Skakel juror count hits 10
By Kevin McCallum - Stamford Advocate
NORWALK -- Attorneys in the murder trial of Michael Skakel jumped right into the third week of jury selection yesterday, accepting the first two potential jurors who came before them and bringing the total number of jurors to 10.
A New Canaan woman who knows Skakel's stepsister and a hotel executive who once served on a jury in a Nevada murder trial were accepted to sit on the panel of 12 jurors and four alternates at state Superior Court in Norwalk.
In addition to making progress on seating a jury, Skakel's defense team filed a motion seeking all the prosecution's evidence that might incriminate former Skakel family tutor and suspect Kenneth Littleton.
Skakel, 41, has been charged with the 1975 murder of Martha Moxley, his Belle Haven neighbor. Both were 15 at the time.
After court adjourned yesterday, Michael Sherman, Skakel's lead attorney, said he was pleased with the progress they were making.
"We're just trying to get 16 good people, and I think we're getting there," Sherman said.
After Judge John Kavanewsky Jr. dismissed 10 of the 23 potential jurors because serving on the jury would have been a hardship, Sherman asked a hotel executive in his 40s about his time on a murder trial in Nevada.
While he wasn't asked about the outcome of that case, the man, who works for Starwood Hotels and Resorts Worldwide Inc., said the experience was worthwhile and he thought justice was done.
Sherman asked the man what his vote would be in the Skakel trial if the judge instructed him to render a verdict right then and there. The man provided the desired answer.
"I suppose not guilty, because I don't know anything," he said.
State's Attorney Jonathan Benedict followed with a few standard questions regarding reasonable doubt, Skakel's age at the time of the crime, and the difference between direct and circumstantial evidence.
Both sides agreed to accept the man after only limited discussion.
Selection of the second juror was a bit trickier.
Both sides questioned the New Canaan woman at length, and the prosecution team only accepted her after the three attorneys spent an unusually long period of time huddled in discussion.
In response to questions posed by attorneys, the woman revealed several items that might initially seem favorable to the defense.
The woman said she knows Skakel's stepsister, who owns a sporting goods store in New Canaan. Asked how she would feel about that relationship after rendering a verdict in the case, she said it might be "awkward."
She also said Dr. Edward Fleischli, a Pound Ridge, N.Y., veterinarian who will testify for the defense, has treated her pets for about 20 years.

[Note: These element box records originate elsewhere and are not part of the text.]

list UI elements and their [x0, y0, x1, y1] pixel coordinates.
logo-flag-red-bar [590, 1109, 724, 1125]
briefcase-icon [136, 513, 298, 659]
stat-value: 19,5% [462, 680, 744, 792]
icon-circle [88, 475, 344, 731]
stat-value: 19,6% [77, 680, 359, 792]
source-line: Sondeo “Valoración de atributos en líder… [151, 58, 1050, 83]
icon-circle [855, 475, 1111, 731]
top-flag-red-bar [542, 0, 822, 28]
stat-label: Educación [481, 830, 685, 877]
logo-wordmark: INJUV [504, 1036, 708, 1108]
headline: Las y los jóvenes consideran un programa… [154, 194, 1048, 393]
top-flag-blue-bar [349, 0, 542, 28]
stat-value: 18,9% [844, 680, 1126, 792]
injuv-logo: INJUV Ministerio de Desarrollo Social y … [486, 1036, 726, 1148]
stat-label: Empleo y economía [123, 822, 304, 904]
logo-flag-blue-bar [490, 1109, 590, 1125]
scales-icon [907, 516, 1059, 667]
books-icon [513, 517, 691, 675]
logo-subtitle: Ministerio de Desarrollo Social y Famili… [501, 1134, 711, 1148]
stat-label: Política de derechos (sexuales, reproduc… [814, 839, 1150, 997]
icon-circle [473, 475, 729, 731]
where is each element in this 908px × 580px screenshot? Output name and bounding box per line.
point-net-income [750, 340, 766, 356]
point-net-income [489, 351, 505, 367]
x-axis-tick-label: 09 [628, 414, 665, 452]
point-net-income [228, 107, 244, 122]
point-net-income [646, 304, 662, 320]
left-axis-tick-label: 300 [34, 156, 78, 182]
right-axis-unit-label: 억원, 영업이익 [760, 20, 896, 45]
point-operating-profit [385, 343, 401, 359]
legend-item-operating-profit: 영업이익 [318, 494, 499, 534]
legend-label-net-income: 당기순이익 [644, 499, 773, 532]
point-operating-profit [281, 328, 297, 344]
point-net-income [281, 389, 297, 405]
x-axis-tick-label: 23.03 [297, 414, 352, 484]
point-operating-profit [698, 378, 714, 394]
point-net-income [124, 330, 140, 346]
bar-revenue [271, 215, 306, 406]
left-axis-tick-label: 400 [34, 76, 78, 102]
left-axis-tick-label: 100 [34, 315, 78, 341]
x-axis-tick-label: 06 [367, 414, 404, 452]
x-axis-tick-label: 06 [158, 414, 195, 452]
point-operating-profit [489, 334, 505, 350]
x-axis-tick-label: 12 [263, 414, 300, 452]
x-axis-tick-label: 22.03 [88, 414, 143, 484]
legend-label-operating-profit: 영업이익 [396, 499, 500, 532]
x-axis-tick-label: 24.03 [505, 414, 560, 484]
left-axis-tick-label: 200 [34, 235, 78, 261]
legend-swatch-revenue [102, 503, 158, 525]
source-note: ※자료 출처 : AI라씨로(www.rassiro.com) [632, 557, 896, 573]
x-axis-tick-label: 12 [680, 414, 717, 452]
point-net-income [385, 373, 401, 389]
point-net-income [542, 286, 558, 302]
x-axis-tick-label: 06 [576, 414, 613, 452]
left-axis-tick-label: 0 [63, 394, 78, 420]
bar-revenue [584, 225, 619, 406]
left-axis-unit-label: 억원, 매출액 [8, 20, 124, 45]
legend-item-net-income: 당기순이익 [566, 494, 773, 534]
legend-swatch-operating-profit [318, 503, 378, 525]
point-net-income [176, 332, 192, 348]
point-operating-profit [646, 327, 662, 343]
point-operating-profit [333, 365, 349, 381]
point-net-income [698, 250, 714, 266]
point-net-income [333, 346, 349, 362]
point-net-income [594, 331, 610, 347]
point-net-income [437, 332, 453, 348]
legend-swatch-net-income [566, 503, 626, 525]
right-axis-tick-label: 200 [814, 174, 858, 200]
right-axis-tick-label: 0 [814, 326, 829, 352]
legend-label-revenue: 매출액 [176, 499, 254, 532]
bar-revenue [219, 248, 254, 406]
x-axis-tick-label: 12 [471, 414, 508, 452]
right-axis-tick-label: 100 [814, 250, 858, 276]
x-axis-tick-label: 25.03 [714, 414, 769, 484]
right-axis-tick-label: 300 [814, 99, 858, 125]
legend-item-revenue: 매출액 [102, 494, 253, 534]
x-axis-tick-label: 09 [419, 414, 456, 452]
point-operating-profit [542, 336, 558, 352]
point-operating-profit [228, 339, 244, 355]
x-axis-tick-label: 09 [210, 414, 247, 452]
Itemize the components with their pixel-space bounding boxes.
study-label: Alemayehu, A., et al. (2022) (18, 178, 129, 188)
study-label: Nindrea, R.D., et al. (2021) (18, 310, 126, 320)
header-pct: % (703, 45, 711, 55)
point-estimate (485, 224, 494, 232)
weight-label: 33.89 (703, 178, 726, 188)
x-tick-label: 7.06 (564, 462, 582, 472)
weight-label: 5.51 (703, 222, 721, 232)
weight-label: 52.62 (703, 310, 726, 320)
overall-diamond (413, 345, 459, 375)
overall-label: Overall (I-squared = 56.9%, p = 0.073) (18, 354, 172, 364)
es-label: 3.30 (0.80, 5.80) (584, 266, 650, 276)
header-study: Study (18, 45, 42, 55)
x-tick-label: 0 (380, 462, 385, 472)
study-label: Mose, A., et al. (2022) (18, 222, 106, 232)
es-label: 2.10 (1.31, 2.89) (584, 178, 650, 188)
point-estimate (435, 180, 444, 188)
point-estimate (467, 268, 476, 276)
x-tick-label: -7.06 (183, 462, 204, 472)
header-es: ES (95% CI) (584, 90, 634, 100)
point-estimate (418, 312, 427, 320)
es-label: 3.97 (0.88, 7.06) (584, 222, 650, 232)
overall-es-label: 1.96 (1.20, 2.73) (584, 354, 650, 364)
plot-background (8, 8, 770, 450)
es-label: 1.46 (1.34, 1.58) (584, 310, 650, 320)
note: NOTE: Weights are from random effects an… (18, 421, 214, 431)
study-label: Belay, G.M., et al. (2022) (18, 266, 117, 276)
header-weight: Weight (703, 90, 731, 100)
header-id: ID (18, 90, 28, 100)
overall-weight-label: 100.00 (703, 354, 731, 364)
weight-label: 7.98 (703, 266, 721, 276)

Fleischli is expected to testify about barking dogs. Reports of dogs barking about 10 p.m. on the night Moxley was killed caused investigators to initially believe that the murder occurred about that time.
Some trial watchers have said they expect Sherman will try to support the theory that the murder happened around 10 p.m. and present evidence that Skakel wasn't in the area then, but was miles away at a cousin's house.
Sherman also asked the woman if there was anything else the attorneys ought to know about her.
"The only thing I can think of is, I do have a fairly intimate relationship with drug and alcohol abuse," she said.
The woman explained that a family member had gone through a drug treatment program, and she would likely have a greater understanding of those kinds of issues than others.
"Do you feel comfortable listening to the testimony of people with substance abuse problems and assessing their credibility?" Sherman asked. She said she did.
The recollections of Skakel's classmates at Elan, a substance abuse treatment program in Poland Springs, Maine, are central to the prosecution's case. According to the arrest warrant, at least half a dozen of Skakel's former classmates have come forward to say he either confessed to killing Moxley with a golf club or put himself at the scene of her murder.
Some of the woman's other answers, however, made it clear she wouldn't necessarily vote for acquittal.
Sherman asked about her thoughts on the criminal justice system in general and the O.J. Simpson murder trial in particular.
"I thought it was a circus," she said.
Sherman then asked who was responsible for justice not being served in the Simpson case.
"I think the defense lawyers had a lot to do with it," she said.
She later added, however, that prosecutors and police were probably as much to blame for failing to make their case. She also said she did not see Sherman as a high-priced defense attorney who would use "smoke and mirrors" to get his wealthy client acquitted at all costs.
Sherman's three-page discovery motion seeks a host of information from the prosecution about Littleton, as well as information about Gregory Coleman, Skakel's former classmate who admitted he testified before the grand jury while high on heroin. Coleman died last year, and it is unclear whether his testimony from the previous hearing will be admitted at trial.
Regarding Littleton, who is expected to testify for the prosecution, Sherman wants to know more about the decision to give him immunity in exchange for his earlier testimony. He also asked for the results of all reports or tests on Littleton's hair, saliva and semen, as well as his private property, including clothing, shoes, blankets and other items.
Sherman declined to explain the reason for the request.
"The motion speaks for itself," he said.
The request may be connected to earlier reports that a hair found on a sheet used to wrap Martha Moxley's body at the scene of the murder bears similarities to Littleton's hair samples.